Living in a world of no sound, Hu Shiqun creates a world of colors.


Hu, 38, is the founder of a Shanghai street art studio that specializes in 3D wall and ground paintings. All seven of the painters at his studio have impaired hearing.


Communication with the clients is handled solely through typed words, but that hasn’t hindered the business, Hu told Shanghai Daily. The studio weathered the COVID-19 epidemic by word of mouth among clients.


Hu, who grew up in Anhui Province, lost his hearing when he was only a year old due to medication he was given.

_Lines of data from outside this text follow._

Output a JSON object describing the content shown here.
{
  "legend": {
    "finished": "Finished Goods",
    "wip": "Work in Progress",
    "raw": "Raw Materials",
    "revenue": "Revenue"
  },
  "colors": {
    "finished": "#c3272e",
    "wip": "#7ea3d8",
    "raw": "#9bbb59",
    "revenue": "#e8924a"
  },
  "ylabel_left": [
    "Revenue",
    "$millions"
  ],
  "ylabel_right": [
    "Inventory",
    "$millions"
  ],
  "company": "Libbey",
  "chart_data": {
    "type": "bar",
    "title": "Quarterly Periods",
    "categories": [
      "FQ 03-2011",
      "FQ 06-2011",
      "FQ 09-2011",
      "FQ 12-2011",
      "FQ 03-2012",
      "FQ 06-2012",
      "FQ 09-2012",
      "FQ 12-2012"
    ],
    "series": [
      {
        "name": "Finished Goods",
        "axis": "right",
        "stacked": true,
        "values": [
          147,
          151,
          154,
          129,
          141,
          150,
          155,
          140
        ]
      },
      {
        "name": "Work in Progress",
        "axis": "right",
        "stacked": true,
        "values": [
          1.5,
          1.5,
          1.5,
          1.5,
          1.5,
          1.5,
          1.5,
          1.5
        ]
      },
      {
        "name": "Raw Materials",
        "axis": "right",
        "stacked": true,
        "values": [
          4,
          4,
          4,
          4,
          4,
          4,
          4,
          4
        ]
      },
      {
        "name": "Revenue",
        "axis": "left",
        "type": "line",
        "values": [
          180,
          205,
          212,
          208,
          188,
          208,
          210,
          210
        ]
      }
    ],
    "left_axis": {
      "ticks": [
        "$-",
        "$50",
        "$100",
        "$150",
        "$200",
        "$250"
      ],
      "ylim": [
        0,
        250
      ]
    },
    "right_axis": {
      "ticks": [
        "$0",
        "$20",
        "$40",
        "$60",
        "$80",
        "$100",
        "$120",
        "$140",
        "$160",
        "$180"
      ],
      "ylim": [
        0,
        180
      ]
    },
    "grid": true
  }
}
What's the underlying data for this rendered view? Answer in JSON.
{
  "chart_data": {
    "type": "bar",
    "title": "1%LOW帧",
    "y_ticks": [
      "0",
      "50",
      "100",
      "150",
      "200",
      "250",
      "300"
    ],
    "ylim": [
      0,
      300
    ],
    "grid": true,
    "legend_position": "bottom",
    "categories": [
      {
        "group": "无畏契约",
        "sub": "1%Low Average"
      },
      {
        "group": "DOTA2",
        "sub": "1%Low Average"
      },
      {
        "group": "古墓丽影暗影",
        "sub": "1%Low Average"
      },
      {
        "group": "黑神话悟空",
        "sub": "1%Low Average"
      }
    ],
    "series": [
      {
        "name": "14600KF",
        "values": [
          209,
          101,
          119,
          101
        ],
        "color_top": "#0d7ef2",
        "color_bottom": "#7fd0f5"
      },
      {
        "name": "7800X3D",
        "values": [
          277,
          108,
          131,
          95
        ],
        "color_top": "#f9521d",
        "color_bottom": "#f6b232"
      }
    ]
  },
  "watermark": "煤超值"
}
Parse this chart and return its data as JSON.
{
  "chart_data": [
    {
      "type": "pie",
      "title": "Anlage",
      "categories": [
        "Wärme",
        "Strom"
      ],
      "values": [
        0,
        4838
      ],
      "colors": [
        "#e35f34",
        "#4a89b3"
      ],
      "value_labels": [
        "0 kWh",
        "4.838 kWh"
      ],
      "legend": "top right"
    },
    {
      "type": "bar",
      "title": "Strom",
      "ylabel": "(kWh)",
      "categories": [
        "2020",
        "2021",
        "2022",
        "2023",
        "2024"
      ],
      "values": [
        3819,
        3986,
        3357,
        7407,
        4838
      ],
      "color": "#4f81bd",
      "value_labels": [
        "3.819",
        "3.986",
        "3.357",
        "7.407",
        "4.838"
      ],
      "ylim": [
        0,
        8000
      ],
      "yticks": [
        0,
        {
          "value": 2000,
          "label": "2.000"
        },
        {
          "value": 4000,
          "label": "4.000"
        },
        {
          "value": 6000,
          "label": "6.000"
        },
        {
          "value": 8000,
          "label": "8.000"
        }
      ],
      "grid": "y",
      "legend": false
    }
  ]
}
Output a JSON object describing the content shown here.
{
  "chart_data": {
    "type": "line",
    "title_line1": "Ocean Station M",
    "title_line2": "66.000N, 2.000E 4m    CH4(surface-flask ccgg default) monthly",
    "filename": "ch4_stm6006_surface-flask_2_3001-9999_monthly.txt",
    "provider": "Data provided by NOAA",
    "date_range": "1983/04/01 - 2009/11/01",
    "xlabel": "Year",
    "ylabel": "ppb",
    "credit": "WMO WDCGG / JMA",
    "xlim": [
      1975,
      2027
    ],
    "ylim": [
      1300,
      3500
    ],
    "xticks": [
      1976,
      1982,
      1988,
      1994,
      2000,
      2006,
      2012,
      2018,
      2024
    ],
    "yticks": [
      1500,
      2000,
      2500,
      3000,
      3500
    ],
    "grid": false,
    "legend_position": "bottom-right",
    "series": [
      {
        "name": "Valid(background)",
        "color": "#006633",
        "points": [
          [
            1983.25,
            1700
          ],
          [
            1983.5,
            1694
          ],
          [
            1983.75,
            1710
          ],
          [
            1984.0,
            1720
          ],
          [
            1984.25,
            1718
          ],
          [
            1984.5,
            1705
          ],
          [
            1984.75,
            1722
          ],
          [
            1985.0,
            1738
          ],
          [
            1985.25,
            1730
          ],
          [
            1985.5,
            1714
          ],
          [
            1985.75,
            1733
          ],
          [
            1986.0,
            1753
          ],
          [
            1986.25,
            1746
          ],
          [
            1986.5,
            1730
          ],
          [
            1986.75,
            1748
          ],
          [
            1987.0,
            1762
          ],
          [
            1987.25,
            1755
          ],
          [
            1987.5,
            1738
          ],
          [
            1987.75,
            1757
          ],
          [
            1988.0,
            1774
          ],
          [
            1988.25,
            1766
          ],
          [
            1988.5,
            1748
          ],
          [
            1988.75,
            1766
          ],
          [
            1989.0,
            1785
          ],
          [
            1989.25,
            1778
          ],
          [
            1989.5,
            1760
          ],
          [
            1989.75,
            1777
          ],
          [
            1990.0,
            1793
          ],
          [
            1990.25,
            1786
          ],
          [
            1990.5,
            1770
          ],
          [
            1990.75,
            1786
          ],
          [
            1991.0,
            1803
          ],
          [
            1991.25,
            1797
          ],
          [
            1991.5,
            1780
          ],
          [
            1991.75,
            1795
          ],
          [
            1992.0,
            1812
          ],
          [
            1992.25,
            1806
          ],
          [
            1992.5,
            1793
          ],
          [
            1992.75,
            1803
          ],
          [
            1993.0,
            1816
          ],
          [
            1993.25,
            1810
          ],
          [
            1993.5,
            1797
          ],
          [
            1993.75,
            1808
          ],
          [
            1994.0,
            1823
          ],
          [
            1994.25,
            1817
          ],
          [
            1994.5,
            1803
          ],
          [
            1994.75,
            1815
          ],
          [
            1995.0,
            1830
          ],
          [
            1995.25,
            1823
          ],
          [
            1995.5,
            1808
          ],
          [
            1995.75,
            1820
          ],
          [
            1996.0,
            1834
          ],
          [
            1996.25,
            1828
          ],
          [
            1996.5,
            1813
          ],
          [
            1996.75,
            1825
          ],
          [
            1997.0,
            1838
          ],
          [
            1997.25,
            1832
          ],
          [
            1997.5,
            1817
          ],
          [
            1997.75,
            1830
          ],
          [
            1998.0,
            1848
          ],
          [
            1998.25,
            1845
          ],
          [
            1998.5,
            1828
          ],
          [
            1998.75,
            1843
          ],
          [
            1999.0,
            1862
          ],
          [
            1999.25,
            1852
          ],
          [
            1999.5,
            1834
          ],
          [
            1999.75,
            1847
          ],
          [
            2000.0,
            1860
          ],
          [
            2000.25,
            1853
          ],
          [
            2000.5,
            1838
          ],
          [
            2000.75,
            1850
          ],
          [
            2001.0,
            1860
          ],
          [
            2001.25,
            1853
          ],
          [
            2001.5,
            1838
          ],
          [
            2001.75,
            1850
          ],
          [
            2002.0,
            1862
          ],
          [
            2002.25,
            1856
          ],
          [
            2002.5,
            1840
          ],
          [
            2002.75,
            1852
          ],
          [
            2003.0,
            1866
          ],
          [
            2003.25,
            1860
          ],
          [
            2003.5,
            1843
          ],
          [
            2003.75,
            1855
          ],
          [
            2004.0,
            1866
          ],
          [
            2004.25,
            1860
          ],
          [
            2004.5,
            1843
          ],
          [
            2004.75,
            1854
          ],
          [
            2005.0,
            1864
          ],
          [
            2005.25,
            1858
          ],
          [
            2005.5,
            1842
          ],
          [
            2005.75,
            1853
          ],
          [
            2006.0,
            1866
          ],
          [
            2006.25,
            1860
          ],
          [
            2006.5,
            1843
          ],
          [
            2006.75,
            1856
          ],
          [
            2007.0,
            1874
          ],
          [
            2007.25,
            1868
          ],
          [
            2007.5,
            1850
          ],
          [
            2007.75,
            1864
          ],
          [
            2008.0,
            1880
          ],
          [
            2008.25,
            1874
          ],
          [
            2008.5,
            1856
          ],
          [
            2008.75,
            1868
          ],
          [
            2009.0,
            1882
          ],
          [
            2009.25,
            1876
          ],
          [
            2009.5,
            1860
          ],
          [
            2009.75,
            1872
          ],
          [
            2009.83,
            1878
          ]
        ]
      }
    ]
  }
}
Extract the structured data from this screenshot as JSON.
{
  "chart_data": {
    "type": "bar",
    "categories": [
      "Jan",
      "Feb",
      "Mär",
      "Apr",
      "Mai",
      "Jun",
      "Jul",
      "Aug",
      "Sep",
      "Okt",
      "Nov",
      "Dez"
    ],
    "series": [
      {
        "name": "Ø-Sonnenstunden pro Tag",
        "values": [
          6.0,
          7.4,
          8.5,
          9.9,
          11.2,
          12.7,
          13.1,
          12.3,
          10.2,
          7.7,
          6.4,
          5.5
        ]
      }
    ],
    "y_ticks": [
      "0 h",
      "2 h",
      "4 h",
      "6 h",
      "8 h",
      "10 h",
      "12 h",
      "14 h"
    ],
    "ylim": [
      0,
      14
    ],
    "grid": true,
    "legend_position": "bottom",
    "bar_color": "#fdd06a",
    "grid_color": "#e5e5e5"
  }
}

He said he started to learn Chinese calligraphy when he was 13 and became interested in art after seeing someone writing Chinese New Year’s couplets with a brush.


“Learning to paint without being able to hear is not different from the experience of other students, except that I communicated with my teacher in sign language and written words,” he said.


Hu praises Li Xiang, a teacher at a special education school in the Anhui city of Bengbu, who dug into his own pocket to buy books on classic calligraphy and Chinese painting for Hu and led him through practice.


“Most importantly, he was very strict with me, which helped me learn faster,” he said.


Hu’s skills led him to enrollment in a high school in the Anhui capital of Hefei. There he started to learn to paint watercolors.


“I had no money to buy textbooks and spent my time doing still-life painting on my own,” he said.


Hu went on to study advertising design at a college in Changsha, capital of Hunan Province, and found a job copying oil paintings.